As good as this last season was compared to season 4, I'm still not surprised it got cancelled. Shame they never touched on what happened with Troy and the gulf pirates, though.


----------



## p1ngpong (May 11, 2014)

calmwaters said:


> I'm an idiot?


 
Yes quite clearly you are.


----------



## the_randomizer (May 11, 2014)

And here I was thinking this thread devolved quicker than usual, boy, we narrowly escaped that one  Glad I was wrong.



Nathan Drake said:


> You're an idiot. No other words describe my thoughts after reading your post.
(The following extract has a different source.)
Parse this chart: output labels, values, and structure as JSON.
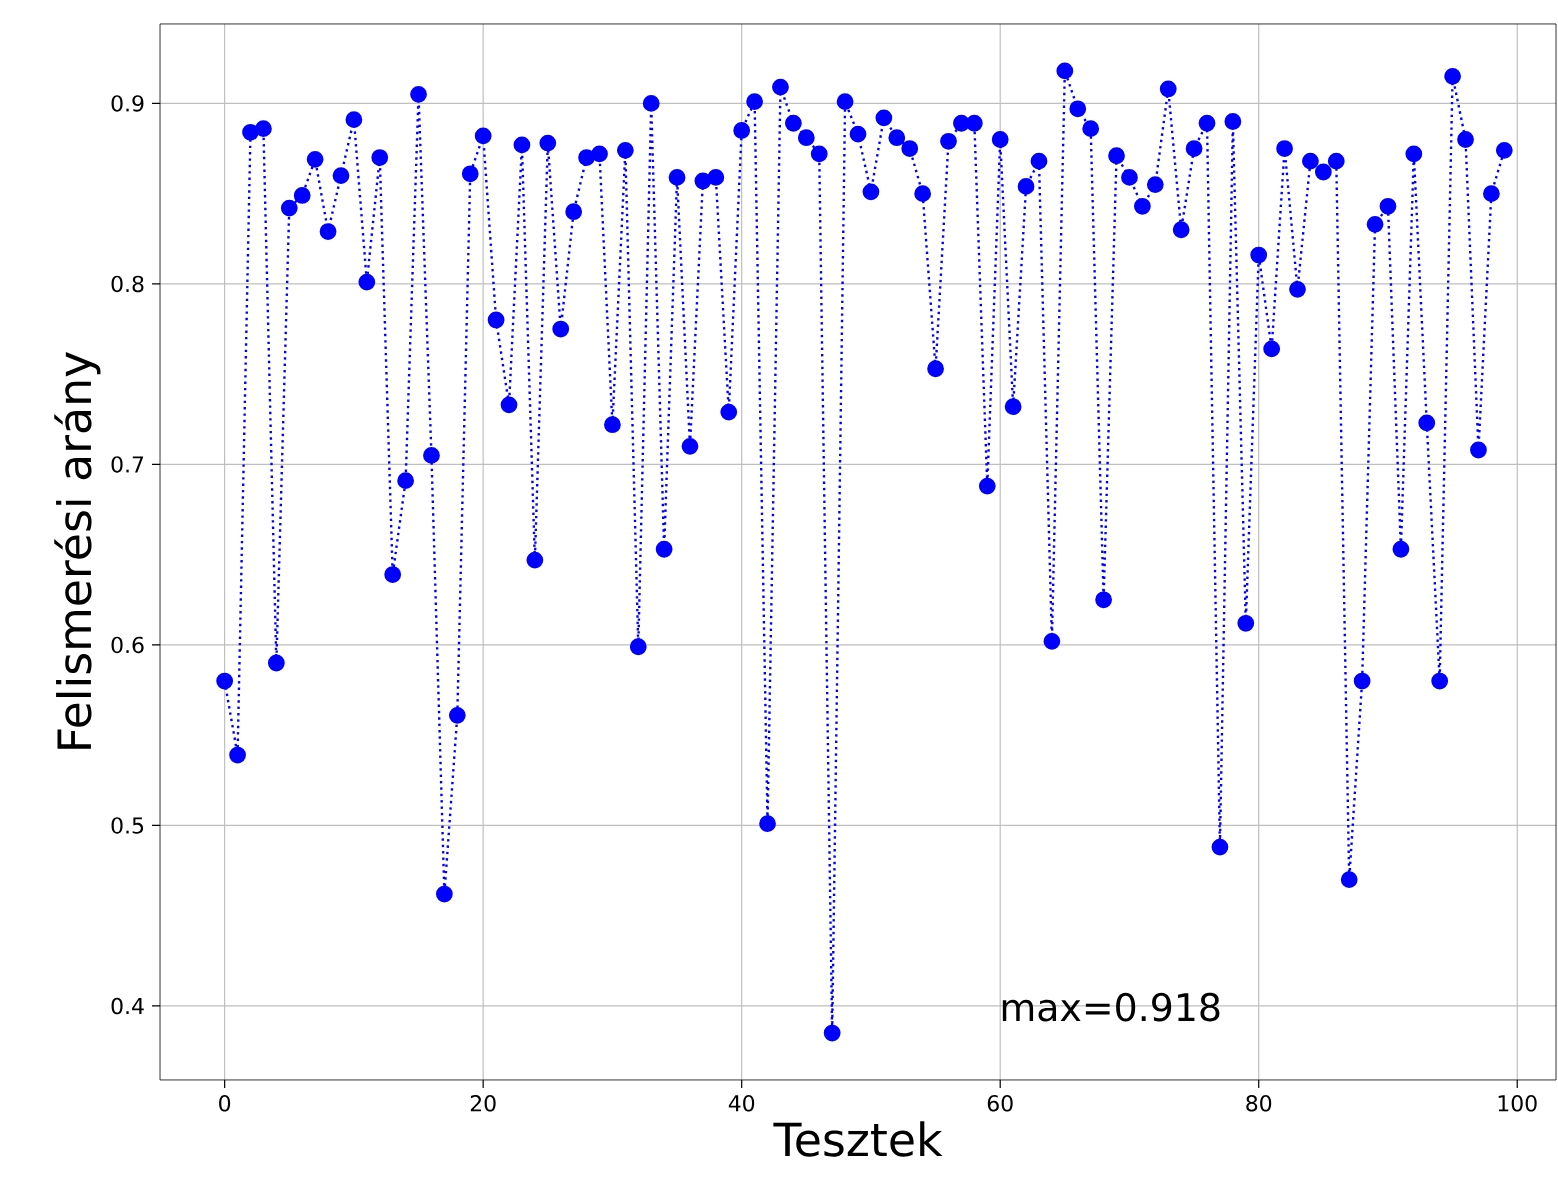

My, that's awfully nice and considerate of people to go around and unjustifiably and pusillanimously insulting other members.


----------



## p1ngpong (May 11, 2014)

the_randomizer said:


> My, that's awfully nice and considerate of people to go around and unjustifiably and pusillanimously insulting other members.


 
Calwaters is purposefully trying to derail this thread by shitposting, his very first post amounted to nothing but spam and trolling.

Go white knight someplace else.


----------



## WiiCube_2013 (May 11, 2014)

Foxi4 said:


> inb4NetflixBuysItAndMakesAnotherSeason, see Arrested Development.


 
This was awful. Wish they haven't done it.


----------



## ov3rkill (May 12, 2014)

^They might try. Some even goes to web only episodes.


----------



## Clydefrosch (May 12, 2014)

It made me sad. Though I guess after troy and pierce left, things would eventually fall apart


----------



## CompassNorth (May 12, 2014)

soulx said:


> #5seasonsandnomovie #darkesttimeline



I didn't find this funny D:


----------



## Clydefrosch (May 12, 2014)

ì like rick and morty. its no adventure time, but its better than the lucas bros


----------



## Flame (May 12, 2014)

this makes me sad...


----------



## Gahars (May 12, 2014)

Foxi4 said:


> inb4NetflixBuysItAndMakesAnotherSeason, see Arrested Development.


 

http://www.avclub.com/article/why-community-resurrection-extraordinarily-unlikel-204540






Then again, this is the same website that was basically saying, "Community is sure to get a renewal!" right up to the cancellation, so...


----------



## Tom Bombadildo (May 12, 2014)

Definitely a shame, Community was a pretty great show. Though I didn't really keep up with the fifth season, it's a shame to see it go.


----------